Nervous about doing a Pool Rebuild
Novell Cool Solutions: Tip
Digg This -
Posted: 16 Mar 2004
Question: I am kind of nervous to do an nss /poolrebuild. I need to do this but I always see a little disclaimer added to this command -- (Have good backup).
I have good backup and it's fine but my volumes are massive and my datastore quite large. Doing a rebuild overnight and having it trash the volume is making me nervous. Is this a risky thing to do?
Answer: We checked with some experts and they all feel pretty secure about it. As one said, I've seen a rebuild trash a volume exactly once in 5 years." Anyone out there have a bad experience with this? Let us know.
- Randy Grein
- Tim Malloy
- Mark Batchelor
- Mark Steffen
- Roger Zan
- Chris Nevener
- Kenneth Fribert
- Erik Wiemann
- Fokke Stastra
- Curtis Hall NEW
- Kyle Wyrick NEW
Yes, as a matter of fact I've seen pool rebuilds fail 3 times - once on a marginal IDE drive server (mine!) and another time with a Compaq 2 node cluster on NetWare 5.1. I later found the administrator was failing the cluster by downing one of the nodes, which sometimes crashed both servers. The cumulative damage was more than a pool rebuild could fix, but to be fair by the time I got there there were all kinds of problems. Worst thing was they had failed to notify me that they had backup problems...
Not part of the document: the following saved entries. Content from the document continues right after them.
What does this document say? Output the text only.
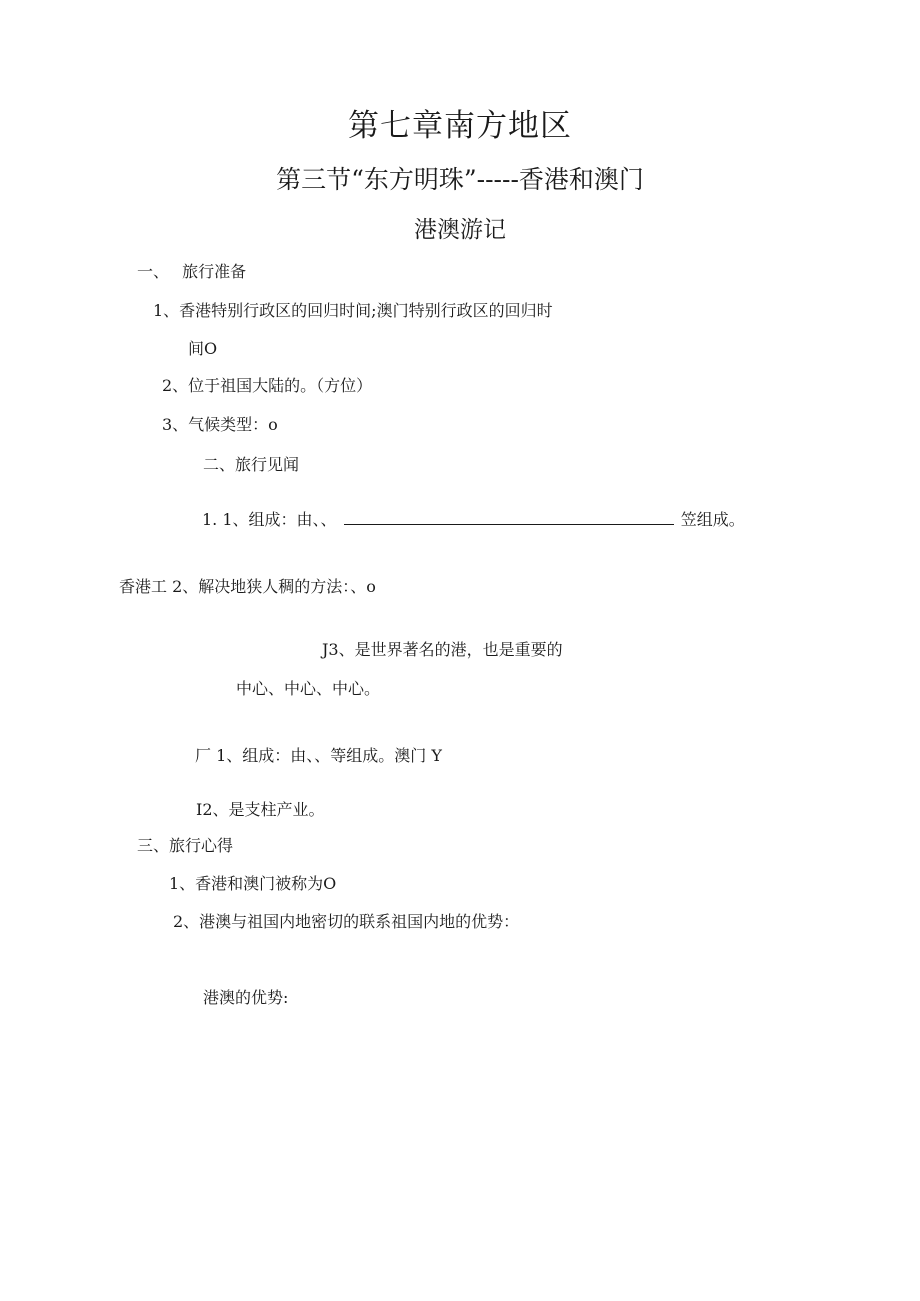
第七章南方地区
第三节“东方明珠”-----香港和澳门
港澳游记
一、　 旅行准备
1、香港特别行政区的回归时间;澳门特别行政区的回归时
间O
2、位于祖国大陆的。（方位）
3、气候类型：o
二、旅行见闻
1. 1、组成：由、、	笠组成。
香港工 2、解决地狭人稠的方法：、o
J3、是世界著名的港，也是重要的
中心、中心、中心。
厂 1、组成：由、、等组成。澳门 Y
I2、是支柱产业。
三、旅行心得
1、香港和澳门被称为O
2、港澳与祖国内地密切的联系祖国内地的优势：
港澳的优势:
I had a bad experience with nss /poolrebuild. It trashed four different volumes after my upgrades to NW6 about a year ago. I ended up with about half the data after the rebuild and had to restore all four volumes from backup. Now this was with NSS2C patch level NLM's.
I think my issue was from the upgrade from NW5.1 NSS to NW6 NSS. I, of course, was stupid and didn't upgrade them one at a time. Won't make that mistake again. The servers ran for a while before deciding that the volumes were corrupt. I haven't had any problems with NSS since I recreated my volumes new and restored the data onto them, though. NSS has been solid as a rock. (Knock, knock on piece of wood...)
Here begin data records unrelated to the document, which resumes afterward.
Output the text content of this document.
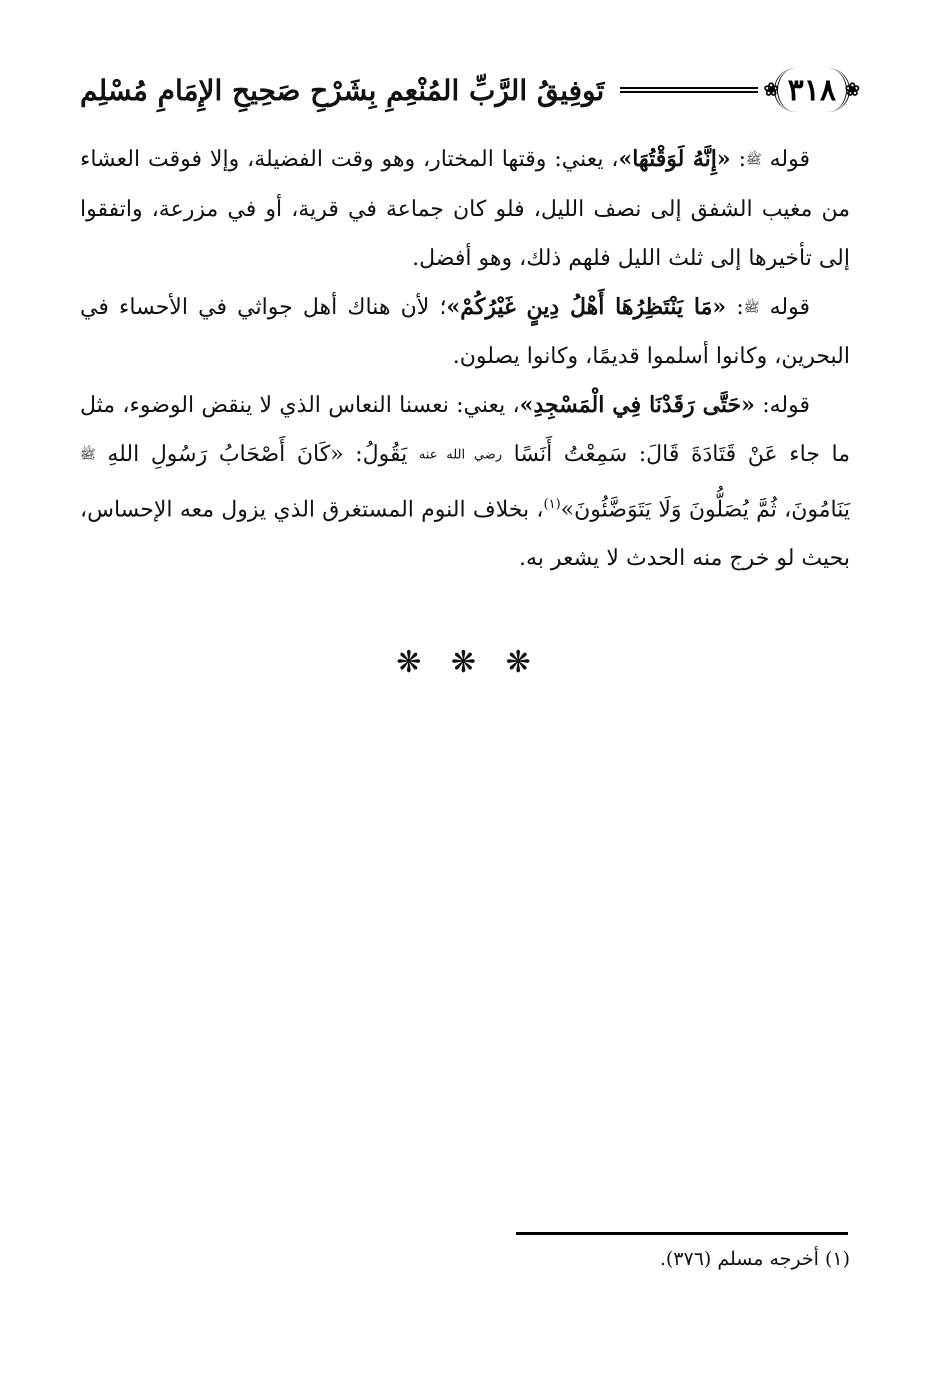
❀ ٣١٨ ❀
تَوفِيقُ الرَّبِّ المُنْعِمِ بِشَرْحِ صَحِيحِ الإِمَامِ مُسْلِم

قوله ﷺ: «إِنَّهُ لَوَقْتُهَا»، يعني: وقتها المختار، وهو وقت الفضيلة، وإلا فوقت العشاء من مغيب الشفق إلى نصف الليل، فلو كان جماعة في قرية، أو في مزرعة، واتفقوا إلى تأخيرها إلى ثلث الليل فلهم ذلك، وهو أفضل.

قوله ﷺ: «مَا يَنْتَظِرُهَا أَهْلُ دِينٍ غَيْرُكُمْ»؛ لأن هناك أهل جواثي في الأحساء في البحرين، وكانوا أسلموا قديمًا، وكانوا يصلون.

قوله: «حَتَّى رَقَدْنَا فِي الْمَسْجِدِ»، يعني: نعسنا النعاس الذي لا ينقض الوضوء، مثل ما جاء عَنْ قَتَادَةَ قَالَ: سَمِعْتُ أَنَسًا رضي الله عنه يَقُولُ: «كَانَ أَصْحَابُ رَسُولِ اللهِ ﷺ يَنَامُونَ، ثُمَّ يُصَلُّونَ وَلَا يَتَوَضَّئُونَ»$^{(١)}$، بخلاف النوم المستغرق الذي يزول معه الإحساس، بحيث لو خرج منه الحدث لا يشعر به.

❋ ❋ ❋
(١) أخرجه مسلم (٣٧٦).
I can't say that I've actually seen it trash a volume. But, I have seen it take a very very very long time to complete. As high as 12 hours or more. Which in my opinion is just about as bad as trashing the volume. When a business has to be down for 12 hours or more to fix a minor problem with a file system there is a problem.
We have had to run plenty of /Poolrebuild operations on NW6 servers and the vast majority have not resulted in problems.
Our worst case involved a SCSI-based clustered storage device. We were running a popular backup software vendor's product which had its own issue with its open file solution on compressed NSS volumes. This 3rd party software bug was what corrupted the data. After doing the pool rebuilds we had many corrupt files. The volumes themselves would mount fine after the PoolRebuild, but the corrupted files were all 0 byte files that could not be opened. We ended up fielding lots of requests for individual file restores from users.
I've recently performed an NSS /POOLREBUILD on the SYS volume and all went well. The key is to make sure you have the latest OS and NSS patches for your version of NetWare. I am running NW6 SP3, so I had the post SP3 NSS3C patches installed accordingly. Although you should still have a backup of the SYS volume and do a DSREPAIR -RC to dump out a dibset if it ever comes down to restoring DS on it, I have never run into any problems yet (knock on wood).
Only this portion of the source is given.